The Serious Fraud Office (SFO) has recently published its Annual Report for 2016/17 which identified that for this period the SFO opened 12 new criminal investigations, concluded 16 prosecutions and brought charges against 25 companies and eight individuals. On the back of its success using a Deferred Prosecution Agreement (DPA) with Standard Bank last year, the SFO also secured two further DPAs in the period covered by this year’s report.
The SFO has stressed that the use of DPAs should not be construed as a ‘backroom deal’ for corporates, or an indication that it has softened its approach. Instead, the SFO is keen to communicate that the use of DPAs is an additional tool available to assist it in disposing of its cases in the interests of justice. The Director of the SFO, David Green CB QC, has made clear in the Report that the SFO’s focus remains firmly on reducing the harm caused by high levels of economic crime and preserving the UK’s reputation as a safe place to do business.
The Report also commented on the specialist Proceeds of Crime Division of the SFO which investigates and prosecutes cases where money laundering is alleged, primarily using the powers in the Proceeds of Crime Act 2002. It also provides assistance to overseas authorities by freezing and confiscating assets in the UK. This year, the SFO obtained 12 confiscation orders with a combined value of £25.3m and a further £9.1m was recovered for the victims of fraud by enforcing confiscation orders previously obtained. Whilst the Report doesn’t provide statistics on the total value of fraud investigated by the SFO, earlier this year KPMG reported that the value of alleged fraud reaching UK Courts exceeded £1 billion in 2016.
Kathryn Garbett, Partner and Head of the Fraud Defence Group at Mishcon de Reya says:
“Despite the recent success of the SFO in investigations, prosecutions and DPAs, the Report demonstrates that the recovery of actual sums for the victims of fraud by the SFO remains relatively low. This highlights that the SFO’s main focus is still very much on conviction of the wrongdoers, rather than the recovery of the victim’s losses. For a victim, whose primary objective is to recover that which has been lost as a result of the fraud, the civil recovery route is still more effective. Whilst the victim will shoulder the costs, they will control the ambit and timing of proceedings for the losses suffered against the wrongdoers and the result can be quicker and the recoveries higher than relying upon the SFO.”

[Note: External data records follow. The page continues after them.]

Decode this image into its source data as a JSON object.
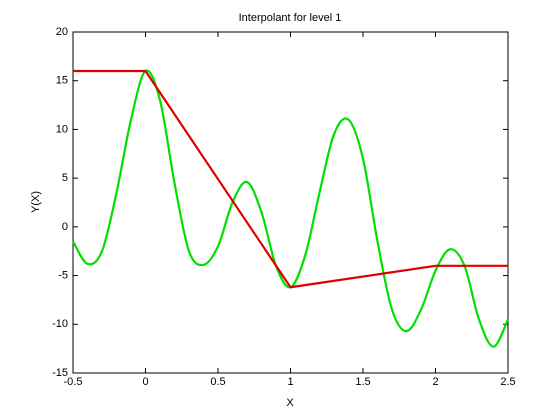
{
  "chart_data": {
    "type": "line",
    "title": "Interpolant for level 1",
    "x_label": "X",
    "y_label": "Y(X)",
    "xlim": [
      -0.5,
      2.5
    ],
    "ylim": [
      -15,
      20
    ],
    "xticks": [
      -0.5,
      0,
      0.5,
      1,
      1.5,
      2,
      2.5
    ],
    "yticks": [
      -15,
      -10,
      -5,
      0,
      5,
      10,
      15,
      20
    ],
    "series": [
      {
        "color": "#00e000",
        "smooth": true,
        "x": [
          -0.5,
          -0.4,
          -0.3,
          -0.2,
          -0.1,
          0,
          0.1,
          0.2,
          0.3,
          0.4,
          0.5,
          0.6,
          0.7,
          0.8,
          0.9,
          1.0,
          1.1,
          1.2,
          1.3,
          1.4,
          1.5,
          1.6,
          1.7,
          1.8,
          1.9,
          2.0,
          2.1,
          2.2,
          2.3,
          2.4,
          2.5
        ],
        "values": [
          -1.5,
          -3.8,
          -2.5,
          3.5,
          11,
          16,
          13,
          4.5,
          -2.5,
          -3.9,
          -2,
          2.5,
          4.6,
          1.5,
          -4,
          -6.2,
          -3,
          3.5,
          9.5,
          11,
          7,
          -1.5,
          -8.5,
          -10.7,
          -8.5,
          -4.5,
          -2.3,
          -4,
          -9.5,
          -12.3,
          -9.5
        ]
      },
      {
        "color": "#e00000",
        "smooth": false,
        "x": [
          -0.5,
          0,
          1,
          2,
          2.5
        ],
        "values": [
          16,
          16,
          -6.2,
          -4,
          -4
        ]
      }
    ]
  }
}
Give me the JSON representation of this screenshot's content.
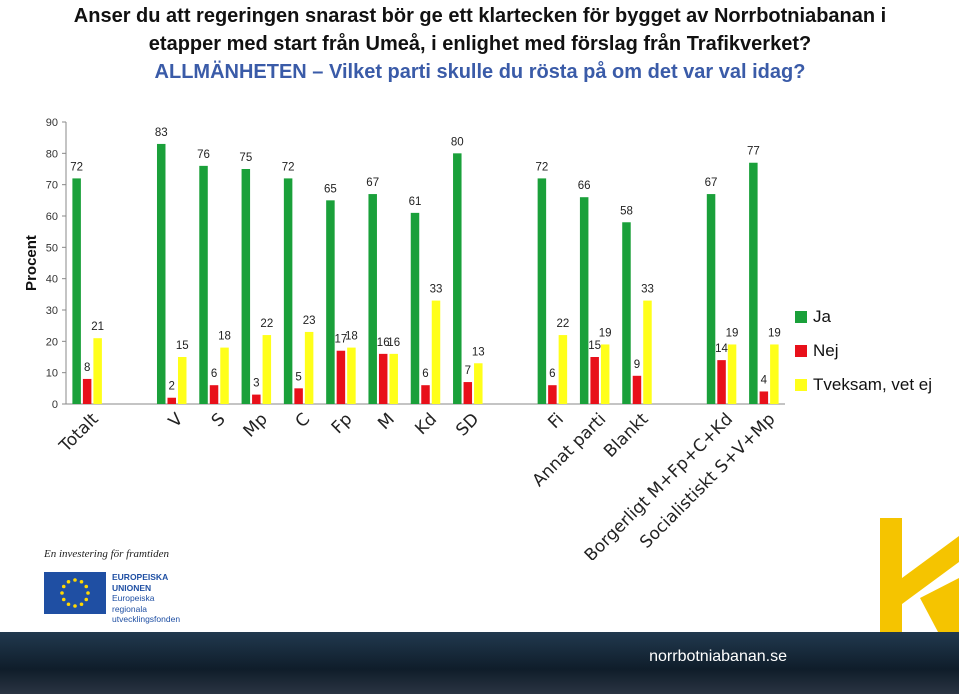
{
  "title_lines": [
    "Anser du att regeringen snarast bör ge ett klartecken för bygget av Norrbotniabanan i",
    "etapper med start från Umeå, i enlighet med förslag från Trafikverket?",
    "ALLMÄNHETEN – Vilket parti skulle du rösta på om det var val idag?"
  ],
  "chart_data": {
    "type": "bar",
    "ylabel": "Procent",
    "ylim": [
      0,
      90
    ],
    "yticks": [
      0,
      10,
      20,
      30,
      40,
      50,
      60,
      70,
      80,
      90
    ],
    "grid": false,
    "legend_position": "right",
    "categories": [
      "Totalt",
      "",
      "V",
      "S",
      "Mp",
      "C",
      "Fp",
      "M",
      "Kd",
      "SD",
      "",
      "Fi",
      "Annat parti",
      "Blankt",
      "",
      "Borgerligt M+Fp+C+Kd",
      "Socialistiskt S+V+Mp"
    ],
    "series": [
      {
        "name": "Ja",
        "color": "#1aa03a",
        "values": [
          72,
          null,
          83,
          76,
          75,
          72,
          65,
          67,
          61,
          80,
          null,
          72,
          66,
          58,
          null,
          67,
          77
        ]
      },
      {
        "name": "Nej",
        "color": "#e8101a",
        "values": [
          8,
          null,
          2,
          6,
          3,
          5,
          17,
          16,
          6,
          7,
          null,
          6,
          15,
          9,
          null,
          14,
          4
        ]
      },
      {
        "name": "Tveksam, vet ej",
        "color": "#ffff1a",
        "values": [
          21,
          null,
          15,
          18,
          22,
          23,
          18,
          16,
          33,
          13,
          null,
          22,
          19,
          33,
          null,
          19,
          19
        ]
      }
    ]
  },
  "footer": {
    "tagline": "En investering för framtiden",
    "eu_lines": [
      "EUROPEISKA",
      "UNIONEN",
      "Europeiska",
      "regionala",
      "utvecklingsfonden"
    ],
    "website": "norrbotniabanan.se"
  },
  "colors": {
    "logo_yellow": "#f5c400",
    "eu_blue": "#1f4fa3",
    "eu_star": "#ffd800"
  }
}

Hannah Blom-Cooper, a Legal Director in the Fraud Defence Group at Mishcon de Reya says:
“The SFO’s role is to investigate the most serious or complex fraud, bribery and corruption cases and, where appropriate, to prosecute the cases which fall within that remit. In determining which cases to investigate, not only is the SFO constrained by the Statement of Principle requiring consideration of a number of factors such as whether there is a strong public interest and the level of financial loss suffered, the SFO also has to prove its cases before a jury beyond reasonable doubt. When considered in the context of the SFO’s budgetary restraints, it is not difficult to see why certain borderline cases of fraud may not be taken on by the SFO.
“By contrast, the burden of proof in a civil claim is on a balance of probabilities, with the case heard before a judge rather than a jury. The ability to take control of an investigation and commence civil proceedings, when there is material which reasonably shows a case of fraud, provides victims with an attractive alternative to reporting to the SFO. Not only will a victim be able to pursue civil proceedings and potentially recover its losses much faster than the SFO, there is also the possibility of providing the material from the civil proceedings to the SFO with a view to encouraging the SFO to open a criminal investigation.”